John the baptist. Strange man. From Matthew 3:1-17, Mark 1:1-11, and Luke 3, we obtain the general description of a man who lived quite unlike the others in his generation. He lived in the wilderness, wore camel's hair with a leather belt, and ate locusts and wild honey. His main message was "baptism of repentance for the remission of sins". This is significant. Consider John the baptist, since he was sent from God as a witness of the Light. How was he a witness? Why was he chosen? Is there even a reason he was chosen or did he grow into that role?
Consider the saying from Isaiah 40:3-5. This is the passage whose context is to speak comfort and deliverance to the people of Israel. There is also the very telling statement "The glory of the Lord shall be revealed". And John is the voice of one crying in the wilderness, "Prepare the way...make straight in the desert". Get ready! How many were unaware? How many did not comprehend the light? But more on this in later passages.

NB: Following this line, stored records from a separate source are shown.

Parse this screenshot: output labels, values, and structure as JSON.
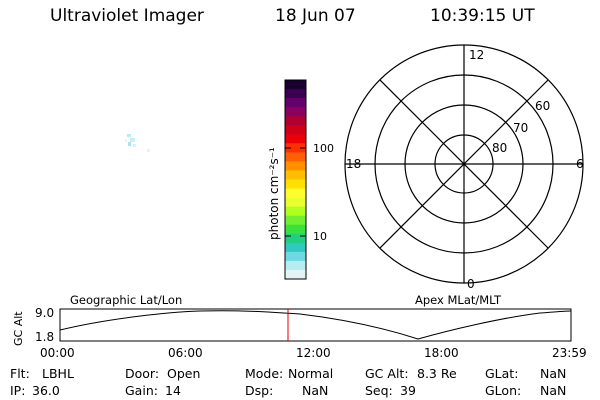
{
  "header": {
    "title": "Ultraviolet Imager",
    "date": "18 Jun 07",
    "time": "10:39:15 UT"
  },
  "colorbar": {
    "label": "photon cm⁻²s⁻¹",
    "scale": "log",
    "tick_labels": [
      "100",
      "10"
    ],
    "colors": [
      "#1a0030",
      "#3b0050",
      "#66006b",
      "#8c0060",
      "#b00030",
      "#d00018",
      "#ec0008",
      "#ff3000",
      "#ff6000",
      "#ff9000",
      "#ffbe00",
      "#ffe000",
      "#ffff30",
      "#e8ff30",
      "#b0ff20",
      "#70f030",
      "#38e040",
      "#20d080",
      "#30c8c0",
      "#70d8e0",
      "#b8ecf0",
      "#e4f4f6"
    ]
  },
  "polar_grid": {
    "mlt_labels": [
      "12",
      "6",
      "0",
      "18"
    ],
    "mlat_labels": [
      "60",
      "70",
      "80"
    ]
  },
  "timeline": {
    "left_label": "Geographic Lat/Lon",
    "right_label": "Apex MLat/MLT",
    "y_axis_label": "GC Alt",
    "y_ticks": [
      "9.0",
      "1.8"
    ],
    "x_ticks": [
      "00:00",
      "06:00",
      "12:00",
      "18:00",
      "23:59"
    ],
    "marker_color": "#e00000"
  },
  "footer": {
    "flt_label": "Flt:",
    "flt_value": "LBHL",
    "door_label": "Door:",
    "door_value": "Open",
    "mode_label": "Mode:",
    "mode_value": "Normal",
    "gcalt_label": "GC Alt:",
    "gcalt_value": "8.3 Re",
    "glat_label": "GLat:",
    "glat_value": "NaN",
    "ip_label": "IP:",
    "ip_value": "36.0",
    "gain_label": "Gain:",
    "gain_value": "14",
    "dsp_label": "Dsp:",
    "dsp_value": "NaN",
    "seq_label": "Seq:",
    "seq_value": "39",
    "glon_label": "GLon:",
    "glon_value": "NaN"
  }
}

The key points in these verses seem to be about the testimony to some facts or revelations about the Light. The Light gives light to every man, the Light was not known by the world, the Light was not received by His own, those who received the Light by believing in His name, are given the right to become children of God. This is an expansion of the earlier verses. From the original idea that the Light shines in the darkness, and the darkness not comprehending, John the author develops the idea of how the Light shines in the darkness.
The Light was in the world. Now, the Maker of the world is in it. Yet He was not recognized, He was not known. This is the tragedy. What has gone wrong that the world does not know its Maker? As a child does not know his or her parents. But John does not stop here, for although the world, His own, did not know Him or receive Him, those who did receive Him received something in return. And here, there is the idea of spiritual birthhood into being a child of God.
Now when we talk of spiritual birth, we refer to something fundamental, something to do with souls. For we are not talking about physical bodily birthing, but divine birthing. We are born of God. For all physical births are reflections of what is happening spiritually. A new soul is born. A new being. A new life. However, that life apart from The Life, and The Light, is sadly, because of our ignorance of Him, our lack of knowledge of Him, our non-reception of Him, that life is still just as good as death. For consider its eternal futility apart from The Light.
Yet, the good news is that if that life were to receive Him, then, there is a spiritual birth as well. One by God's own will. Consider the fundamental, qualitative difference that is now in place between these two lives. Is it a continuum? As in are there "better" lives and "worse" ones? Are not all equal? Good or bad? All die. The only distinction then must be what is eternal. Do you know the Eternal One? And, just as importantly, does the Eternal One know you?